В душе Танна шевельнулось что-то похожее на стыд, и он едва мог смотреть в глаза сиволапым «соклановцам». Но он держался. Возвёл в голове установку, что джинну его круга стоило бы сохранить лёд внутри. Следовало поставить себя над собравшимися вокруг джиннами, не позволить просочиться и капле привязанности или благодарности, иначе его план рано или поздно пойдёт барану под хвост. Он тут не для того, чтобы плести новые узы или творить чары на потеху публике.
Старейшие члены ал Бистинн осенили Танна благословением. Древние, сморщенные как кизил дед с бабкой объявили, что этим вечером только половина из присутствующих отправится в город на заработки.
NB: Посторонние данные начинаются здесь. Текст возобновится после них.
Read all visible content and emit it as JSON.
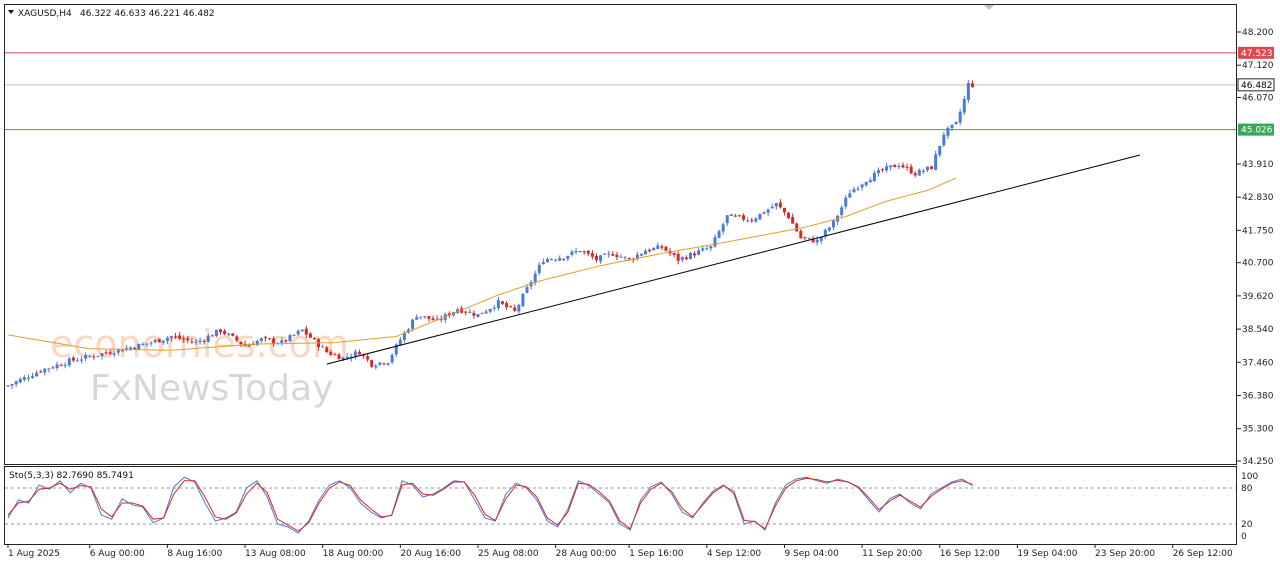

Остальные будут готовиться к празднику.
– Ты всё запомнил? – в очередной раз спросил его Судур, пока они шли в сторону стен, отделявших внешний город от внутреннего.
– Да, – Танн почти что взвыл от раздражения. Свою роль в грядущем представлении маг пересказал уже раз десять, но Судуру всё было мало.
– Тут и ребёнок запомнил бы, брат. Замолчи, – засмеялся артист, имя которого Танн не запомнил.
Кочевники находились в приподнятом настроении. Предвкушали грядущий кутёж после заката?
– Сначала ты будешь в ужасе.
Он не расслышал тихих шагов Сеоки и вздрогнул, когда услышал её шёпот.
– Ты про что?
– Про выступление. Тебе не понравится, – она ускорилась и зашагала с Танном в ногу; девушка не смотрела на него, сосредоточенно поправляя ремешки на запястье, но каким-то образом распознала его беспокойство. – Точнее, будет неловко, и захочется уйти. Не презирай себя за это.
– Этого не случится, – Танн усмехнулся и заслужил болезненный тычок в бок.
Он попытался отстать, но птичница тоже замедлила шаг и, как назло, придвинулась к нему вплотную. Теперь Сеоки шагала совсем рядом, задевая плечом его руку.
– Ты высокомерный и самовлюбленный, – заявила она. – Думаешь, что лучше всех. Таким птичкам больнее всего ломать свои крылышки.
– Мы только что познакомились. Не торопись с выводами.
Фиалковая молния сверкнула и тут же угасла.
– Спорить не люблю, – она плотоядно сощурилась, и миндалевидные глаза превратились в узкие щели. – Так или иначе, воробушек, просто перетерпи. Во второй раз рёв толпы придётся тебе по душе.
– Прости, что ты только что сказала?
– Тебе понравится рёв толпы.
– Я про воробья, – он немного повысил голос, чем только насмешил Сеоки.
– Это имя тебе идёт. Или я правда тороплюсь с выводами, и стоит назвать тебя цыпленком?
– Я выступал перед толпой, – Танн скептически поднял бровь. – Знаю, чего ждать от зрителей.
Укротительница ворон пожевала губами, будто попыталась съесть его сарказм.
– Своим птицам ты так же легко подбираешь имена? – спросил маг.
– Нет, с ними труднее, – её голос стал серьёзнее. – Поди разгляди душу под перьями да пухом.
– Как назвала ворону? Ту, что орала всё утро?
– Урд. На древнем языке это значит «охальник». И это ворон, не путай!
– Какая разница…
– Он кричал совсем недолго, но прости, что это сбило твой сон.
– Его прощаю, тебя нет, – Танн думал, что запустил репей ей под юбку, однако в ответ получил лишь довольное хихиканье. – И почему же Урд?
– Скоро сам узнаешь.
Суть он понял в начале выступления, когда, смешавшись с зеваками, увидел работу девушки и птицы. Огромный чёрный ворон не только послушно прилетал к Сеоки на руку, возвращая брошенные ею в толпу безделушки. Он весьма похоже изображал голоса и джиннскую речь, а охотнее всего повторял всякие скабрезности. Ужимки его неизменно вызывали у зрителей хохот и довольные хлопки. В конце выступления Сеоки помахала толпе, ворон распростер крылья, и о доски помоста зазвенели, сталкиваясь друг с другом, монетки. Среди них Танн приметил серебро и оглянулся, выискивая богатея, что бросал на ветер неплохие деньги. К своему удивлению, он не заметил кого-то, одетого заметно лучше остальных.